Protesters evicted from Euphoria

Click to follow
Indy Lifestyle Online
The 'State of Euphoria' was wiped out yesterday as the long-running campaign against the M11 link road neared its nemesis.

'Euphoria' had been established as a group of squatter-occupied homes and a tree in Fillebrook Road, Leytonstone. These lie on the route of the new dual carriageway road, which links the A102(M) Blackwall tunnel motorway with the M11.

It was one of a chain of colourful eco-anarchist redoubts holding out against the controversial Department of Transport road scheme. But yesterday 130 police arrived to support bailiffs and a High Court under-sheriff in exercising eviction orders against the squatters.

More than a dozen of the protesters occupied the rooftops of three homes in the street - to no avail. They were brought down, the inside of the houses cleared and three arrests were made. More than 100 demonstrators were present.

The protesters say they have delayed the construction of the pounds 200m road scheme by five months but defeat now appears to be looming. 'I'm afraid the contractors and the Department of Transport are steam-rollering us,' said campaigner Paul Dennison. 'They're on a bit of a roll.'

Trees, condemned homes and even the gardens of houses which have already been demolished along the four-mile line of the link road have been occupied. One by one they have fallen this year, including the Free State of Wanstonia established near Wanstead Tube station.

Last week was filled with setbacks for the resistance campaign. A small patch of woodland seized by the road-builders near the Green Man roundabout, between Wanstead and Leytonstone, was cleared of squatters. So were some occupied gardens in nearby Fillebrook Road. The High Court also awarded injunctions against nine protesters restraining them from further action.

Claremont Road in Leytonstone should be the link road's Alamo. Although protesters have been evicted from a few houses in that street, 20 have been occupied and several are heavily fortified.

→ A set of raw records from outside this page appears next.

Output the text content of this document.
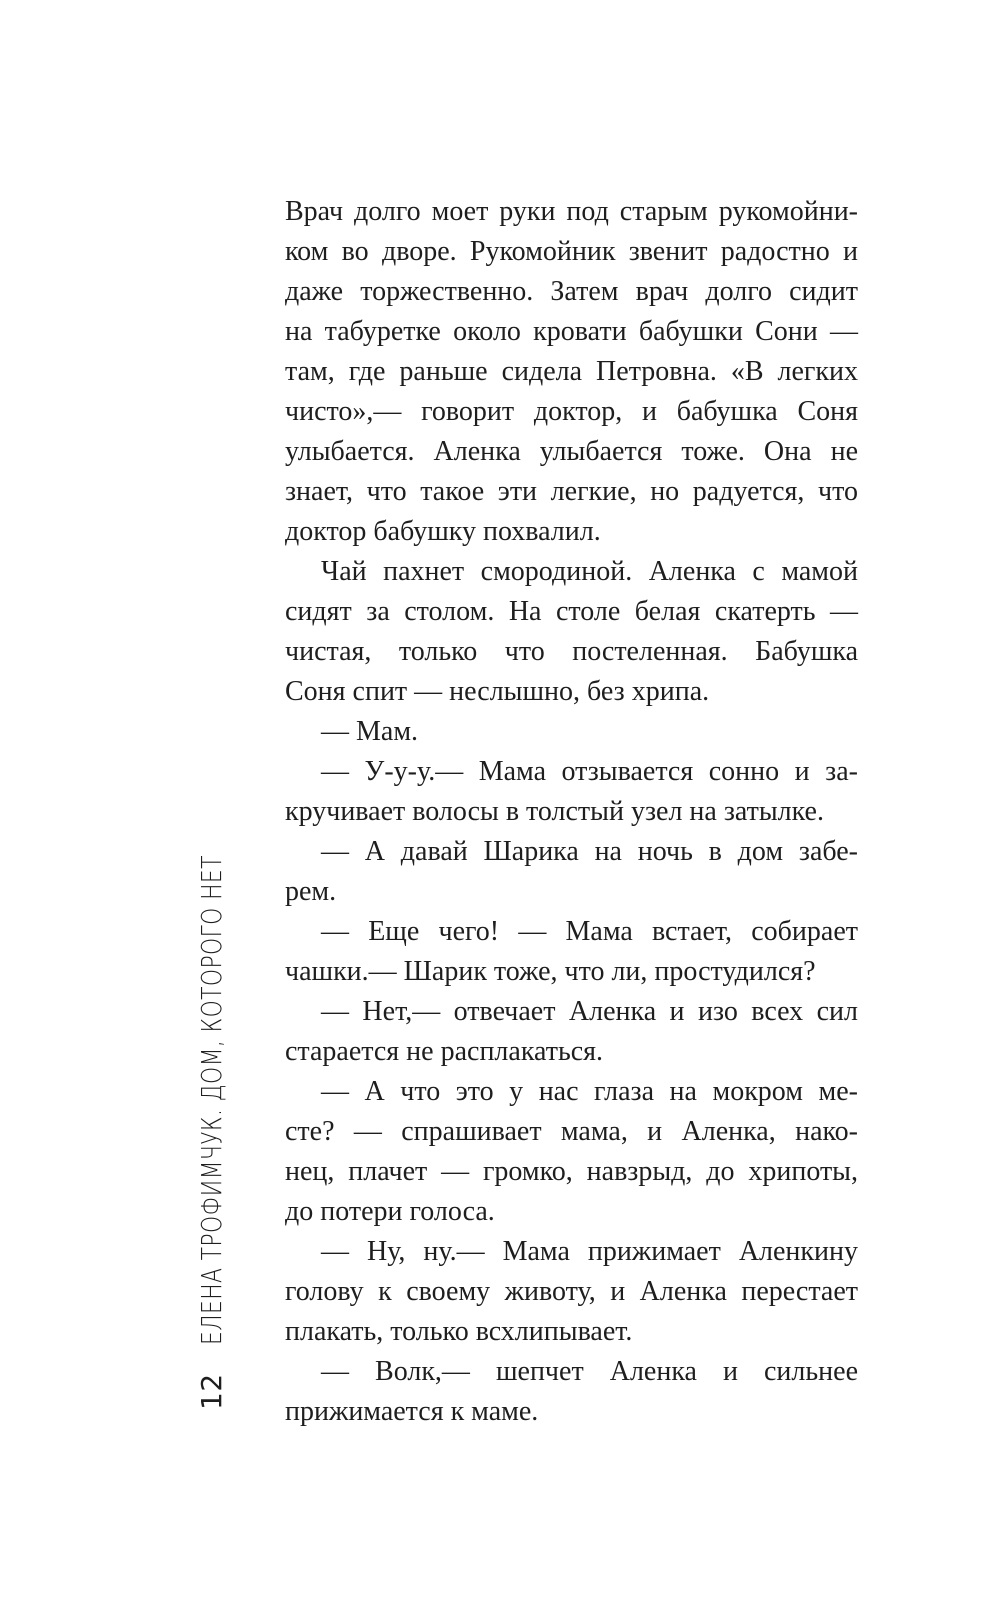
12
ЕЛЕНА ТРОФИМЧУК. ДОМ, КОТОРОГО НЕТ
Врач долго моет руки под старым рукомойни-
ком во дворе. Рукомойник звенит радостно и
даже торжественно. Затем врач долго сидит
на табуретке около кровати бабушки Сони —
там, где раньше сидела Петровна. «В легких
чисто»,— говорит доктор, и бабушка Соня
улыбается. Аленка улыбается тоже. Она не
знает, что такое эти легкие, но радуется, что
доктор бабушку похвалил.
Чай пахнет смородиной. Аленка с мамой
сидят за столом. На столе белая скатерть —
чистая, только что постеленная. Бабушка
Соня спит — неслышно, без хрипа.
— Мам.
— У-у-у.— Мама отзывается сонно и за-
кручивает волосы в толстый узел на затылке.
— А давай Шарика на ночь в дом забе-
рем.
— Еще чего! — Мама встает, собирает
чашки.— Шарик тоже, что ли, простудился?
— Нет,— отвечает Аленка и изо всех сил
старается не расплакаться.
— А что это у нас глаза на мокром ме-
сте? — спрашивает мама, и Аленка, нако-
нец, плачет — громко, навзрыд, до хрипоты,
до потери голоса.
— Ну, ну.— Мама прижимает Аленкину
голову к своему животу, и Аленка перестает
плакать, только всхлипывает.
— Волк,— шепчет Аленка и сильнее
прижимается к маме.
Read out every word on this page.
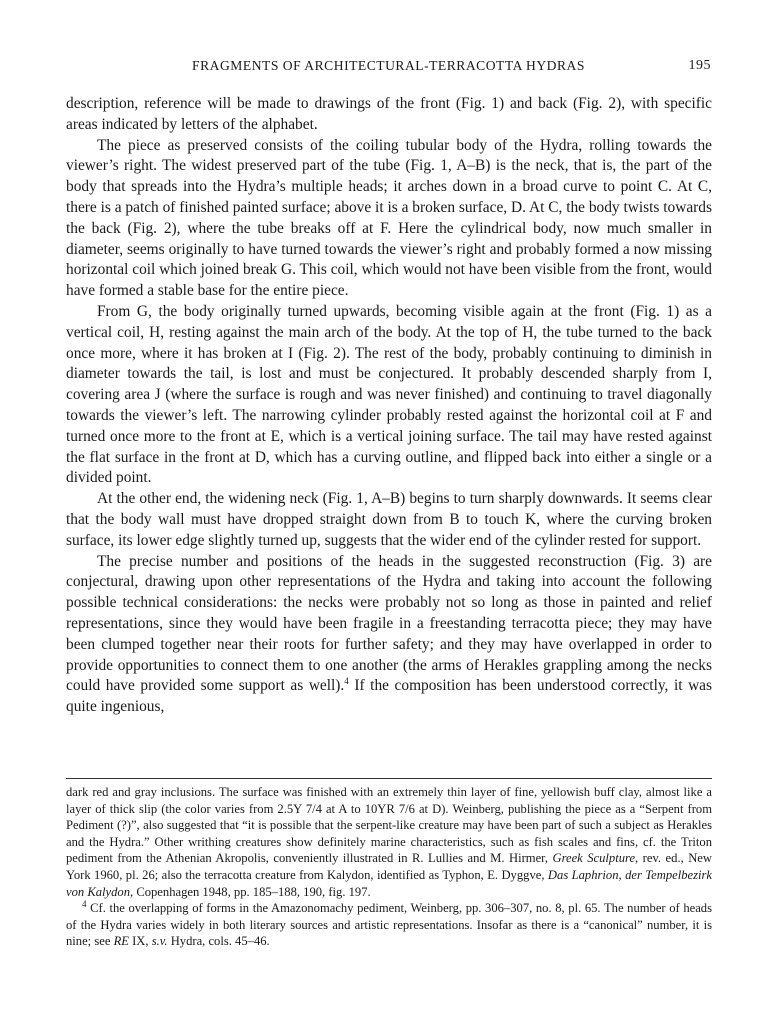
FRAGMENTS OF ARCHITECTURAL-TERRACOTTA HYDRAS	195

description, reference will be made to drawings of the front (Fig. 1) and back (Fig. 2), with specific areas indicated by letters of the alphabet.

The piece as preserved consists of the coiling tubular body of the Hydra, rolling towards the viewer’s right. The widest preserved part of the tube (Fig. 1, A–B) is the neck, that is, the part of the body that spreads into the Hydra’s multiple heads; it arches down in a broad curve to point C. At C, there is a patch of finished painted surface; above it is a broken surface, D. At C, the body twists towards the back (Fig. 2), where the tube breaks off at F. Here the cylindrical body, now much smaller in diameter, seems originally to have turned towards the viewer’s right and probably formed a now missing horizontal coil which joined break G. This coil, which would not have been visible from the front, would have formed a stable base for the entire piece.

From G, the body originally turned upwards, becoming visible again at the front (Fig. 1) as a vertical coil, H, resting against the main arch of the body. At the top of H, the tube turned to the back once more, where it has broken at I (Fig. 2). The rest of the body, probably continuing to diminish in diameter towards the tail, is lost and must be conjectured. It probably descended sharply from I, covering area J (where the surface is rough and was never finished) and continuing to travel diagonally towards the viewer’s left. The narrowing cylinder probably rested against the horizontal coil at F and turned once more to the front at E, which is a vertical joining surface. The tail may have rested against the flat surface in the front at D, which has a curving outline, and flipped back into either a single or a divided point.

At the other end, the widening neck (Fig. 1, A–B) begins to turn sharply downwards. It seems clear that the body wall must have dropped straight down from B to touch K, where the curving broken surface, its lower edge slightly turned up, suggests that the wider end of the cylinder rested for support.

The precise number and positions of the heads in the suggested reconstruction (Fig. 3) are conjectural, drawing upon other representations of the Hydra and taking into account the following possible technical considerations: the necks were probably not so long as those in painted and relief representations, since they would have been fragile in a freestanding terracotta piece; they may have been clumped together near their roots for further safety; and they may have overlapped in order to provide opportunities to connect them to one another (the arms of Herakles grappling among the necks could have provided some support as well).$^4$ If the composition has been understood correctly, it was quite ingenious,

dark red and gray inclusions. The surface was finished with an extremely thin layer of fine, yellowish buff clay, almost like a layer of thick slip (the color varies from 2.5Y 7/4 at A to 10YR 7/6 at D). Weinberg, publishing the piece as a “Serpent from Pediment (?)”, also suggested that “it is possible that the serpent-like creature may have been part of such a subject as Herakles and the Hydra.” Other writhing creatures show definitely marine characteristics, such as fish scales and fins, cf. the Triton pediment from the Athenian Akropolis, conveniently illustrated in R. Lullies and M. Hirmer, Greek Sculpture, rev. ed., New York 1960, pl. 26; also the terracotta creature from Kalydon, identified as Typhon, E. Dyggve, Das Laphrion, der Tempelbezirk von Kalydon, Copenhagen 1948, pp. 185–188, 190, fig. 197.

$^4$ Cf. the overlapping of forms in the Amazonomachy pediment, Weinberg, pp. 306–307, no. 8, pl. 65. The number of heads of the Hydra varies widely in both literary sources and artistic representations. Insofar as there is a “canonical” number, it is nine; see RE IX, s.v. Hydra, cols. 45–46.
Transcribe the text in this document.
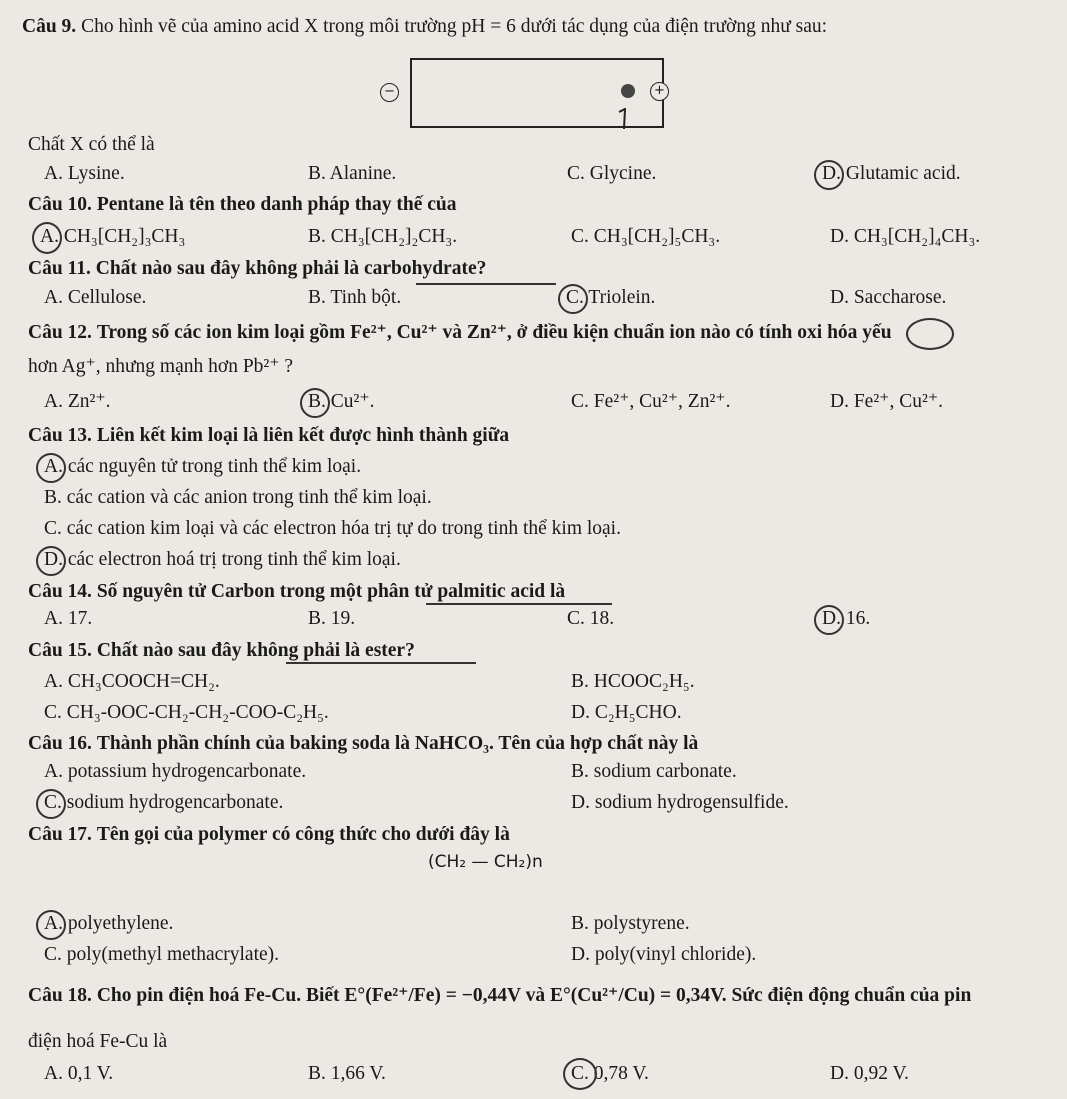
Câu 9. Cho hình vẽ của amino acid X trong môi trường pH = 6 dưới tác dụng của điện trường như sau:
−	+
Chất X có thể là
A. Lysine.	B. Alanine.	C. Glycine.	D. Glutamic acid.
Câu 10. Pentane là tên theo danh pháp thay thế của
A. CH₃[CH₂]₃CH₃	B. CH₃[CH₂]₂CH₃.	C. CH₃[CH₂]₅CH₃.	D. CH₃[CH₂]₄CH₃.
Câu 11. Chất nào sau đây không phải là carbohydrate?
A. Cellulose.	B. Tinh bột.	C. Triolein.	D. Saccharose.
Câu 12. Trong số các ion kim loại gồm Fe²⁺, Cu²⁺ và Zn²⁺, ở điều kiện chuẩn ion nào có tính oxi hóa yếu
hơn Ag⁺, nhưng mạnh hơn Pb²⁺ ?
A. Zn²⁺.	B. Cu²⁺.	C. Fe²⁺, Cu²⁺, Zn²⁺.	D. Fe²⁺, Cu²⁺.
Câu 13. Liên kết kim loại là liên kết được hình thành giữa
A. các nguyên tử trong tinh thể kim loại.
B. các cation và các anion trong tinh thể kim loại.
C. các cation kim loại và các electron hóa trị tự do trong tinh thể kim loại.
D. các electron hoá trị trong tinh thể kim loại.
Câu 14. Số nguyên tử Carbon trong một phân tử palmitic acid là
A. 17.	B. 19.	C. 18.	D. 16.
Câu 15. Chất nào sau đây không phải là ester?
A. CH₃COOCH=CH₂.	B. HCOOC₂H₅.
C. CH₃-OOC-CH₂-CH₂-COO-C₂H₅.	D. C₂H₅CHO.
Câu 16. Thành phần chính của baking soda là NaHCO₃. Tên của hợp chất này là
A. potassium hydrogencarbonate.	B. sodium carbonate.
C. sodium hydrogencarbonate.	D. sodium hydrogensulfide.
Câu 17. Tên gọi của polymer có công thức cho dưới đây là
(CH₂ — CH₂)n
A. polyethylene.	B. polystyrene.
C. poly(methyl methacrylate).	D. poly(vinyl chloride).
Câu 18. Cho pin điện hoá Fe-Cu. Biết E°(Fe²⁺/Fe) = −0,44V và E°(Cu²⁺/Cu) = 0,34V. Sức điện động chuẩn của pin
điện hoá Fe-Cu là
A. 0,1 V.	B. 1,66 V.	C. 0,78 V.	D. 0,92 V.
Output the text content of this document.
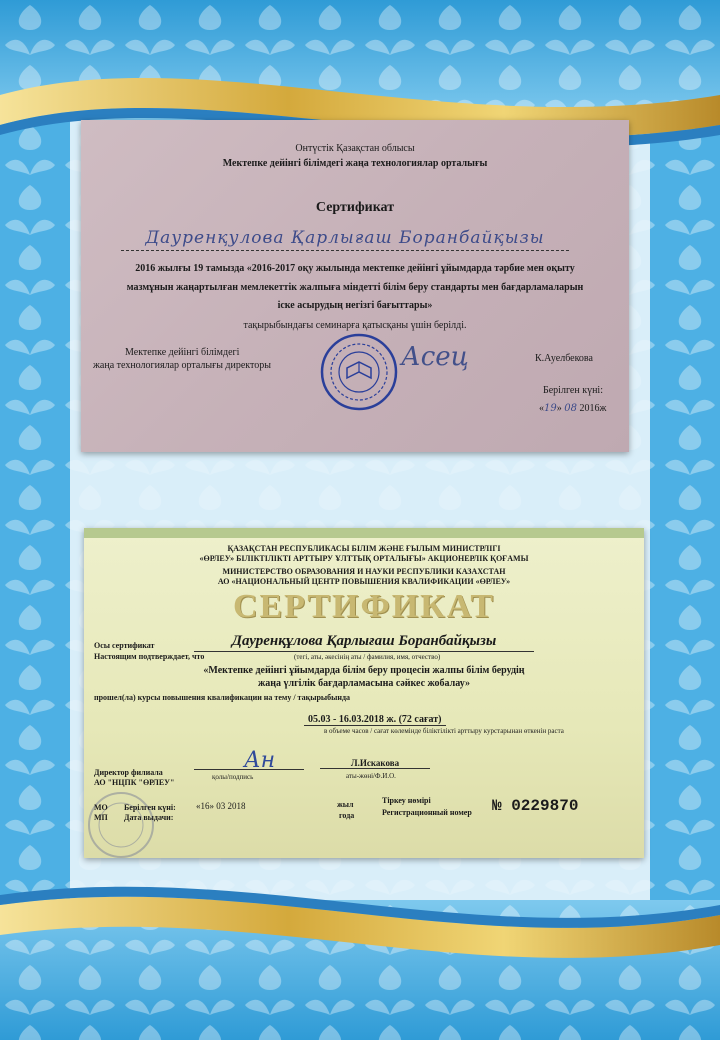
Онтүстік Қазақстан облысы
Мектепке дейінгі білімдегі жаңа технологиялар орталығы
Сертификат
Дауренқулова Қарлығаш Боранбайқызы
2016 жылғы 19 тамызда «2016-2017 оқу жылында мектепке дейінгі ұйымдарда тәрбие мен оқыту
мазмұнын жаңартылған мемлекеттік жалпыға міндетті білім беру стандарты мен бағдарламаларын
іске асырудың негізгі бағыттары»
тақырыбындағы семинарға қатысқаны үшін берілді.
Мектепке дейінгі білімдегі
жаңа технологиялар орталығы директоры	Асец	К.Ауелбекова
Берілген күні:
«19» 08 2016ж
ҚАЗАҚСТАН РЕСПУБЛИКАСЫ БІЛІМ ЖӘНЕ ҒЫЛЫМ МИНИСТРЛІГІ
«ӨРЛЕУ» БІЛІКТІЛІКТІ АРТТЫРУ ҰЛТТЫҚ ОРТАЛЫҒЫ» АКЦИОНЕРЛІК ҚОҒАМЫ
МИНИСТЕРСТВО ОБРАЗОВАНИЯ И НАУКИ РЕСПУБЛИКИ КАЗАХСТАН
АО «НАЦИОНАЛЬНЫЙ ЦЕНТР ПОВЫШЕНИЯ КВАЛИФИКАЦИИ «ӨРЛЕУ»
СЕРТИФИКАТ
Осы сертификат
Настоящим подтверждает, что
Дауренқұлова Қарлығаш Боранбайқызы
(тегі, аты, әкесінің аты / фамилия, имя, отчество)
«Мектепке дейінгі ұйымдарда білім беру процесін жалпы білім берудің
жаңа үлгілік бағдарламасына сәйкес жобалау»
прошел(ла) курсы повышения квалификации на тему / тақырыбында
05.03 - 16.03.2018 ж. (72 сағат)
в объеме часов / сағат көлемінде біліктілікті арттыру курстарынан өткенін раста
Директор филиала
АО "НЦПК "ӨРЛЕУ"
Ан
қолы/подпись
Л.Искакова
аты-жөні/Ф.И.О.
МО
МП
Берілген күні:
Дата выдачи:
«16» 03 2018	жыл
года
Тіркеу нөмірі
Регистрационный номер № 0229870
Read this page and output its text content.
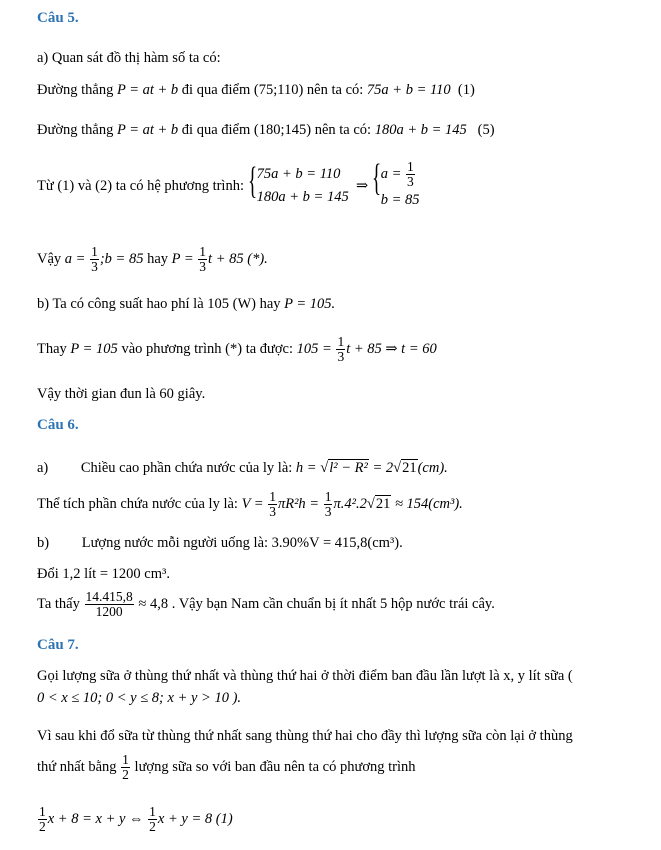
Câu 5.
a) Quan sát đồ thị hàm số ta có:
Đường thẳng P = at + b đi qua điểm (75;110) nên ta có: 75a + b = 110 (1)
Đường thẳng P = at + b đi qua điểm (180;145) nên ta có: 180a + b = 145 (5)
Từ (1) và (2) ta có hệ phương trình: { 75a + b = 110
180a + b = 145
⇒ { $a = \frac{1}{3}$
b = 85
Vậy $a = \frac{1}{3}$ ;b = 85 hay $P = \frac{1}{3}$ t + 85 (*).
b) Ta có công suất hao phí là 105 (W) hay P = 105.
Thay P = 105 vào phương trình (*) ta được: $105 = \frac{1}{3}$ t + 85 ⇒ t = 60
Vậy thời gian đun là 60 giây.
Câu 6.
a) Chiều cao phần chứa nước của ly là: h = √l² − R² = 2√21(cm).
Thể tích phần chứa nước của ly là: $V = \frac{1}{3} \pi R^2h = \frac{1}{3} \pi.4^2.2√21 \approx 154(cm^3)$.
b) Lượng nước mỗi người uống là: 3.90%V = 415,8(cm³).
Đổi 1,2 lít = 1200 cm³.
Ta thấy $\frac{14.415,8}{1200} \approx 4,8$ . Vậy bạn Nam cần chuẩn bị ít nhất 5 hộp nước trái cây.
Câu 7.
Gọi lượng sữa ở thùng thứ nhất và thùng thứ hai ở thời điểm ban đầu lần lượt là x, y lít sữa (
0 < x ≤ 10; 0 < y ≤ 8; x + y > 10 ).
Vì sau khi đổ sữa từ thùng thứ nhất sang thùng thứ hai cho đầy thì lượng sữa còn lại ở thùng
thứ nhất bằng $\frac{1}{2}$ lượng sữa so với ban đầu nên ta có phương trình
$\frac{1}{2}$ x + 8 = x + y ⇔ $\frac{1}{2}$ x + y = 8 (1)
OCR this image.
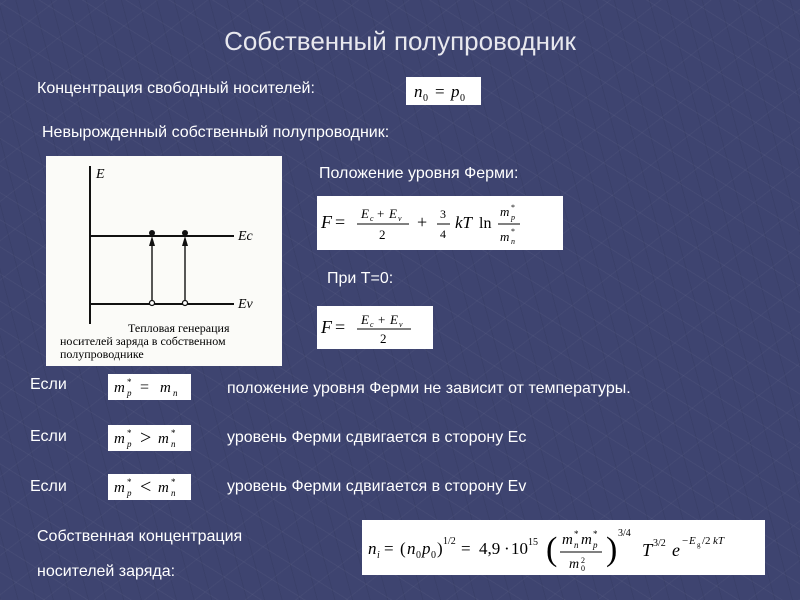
Собственный полупроводник
Концентрация свободный носителей:	n 0 = p 0
Невырожденный собственный полупроводник:
E
Ec
Ev
Тепловая генерация
носителей заряда в собственном
полупроводнике
Положение уровня Ферми:
F = E c + E v
2
+ 3
4
kT ln
m *
p
m *
n
При Т=0:
F = E c + E v
2
Если	m *
p = m n	положение уровня Ферми не зависит от температуры.
Если	m *
p > m *
n	уровень Ферми сдвигается в сторону Ec
Если	m *
p < m *
n	уровень Ферми сдвигается в сторону Ev
Собственная концентрация
носителей заряда:
n i = ( n 0 p 0 ) 1/2 = 4,9 · 10 15 ( m *
n m *
p
m 2
0
) 3/4
T 3/2 e − E g /2 kT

There are wooden defence towers projecting above the rooftops and chimney pots filled with concrete, to which protesters will chain themselves. There are even 'lock on' points in the road where protesters will chain themselves. They want to prevent the arrival of the specialised trucks with hydraulic platforms which are used to seize rooftop protesters.

'Claremont Road is our last stand - there's nowhere else very obvious to squat,' said Mr Dennison.

The Department of Transport yesterday said the road scheme had not been delayed at all and was on course for completion in 1997.

The campaigners concede that it is fortunate no one has been killed in the rooftop struggles between evictors and protesters. The anti-link road campaign has been the most militant and hard-fought in Britain. Even the roof of the previous Secretary of State for Transport, John MacGregor, was occupied for several hours one summer morning.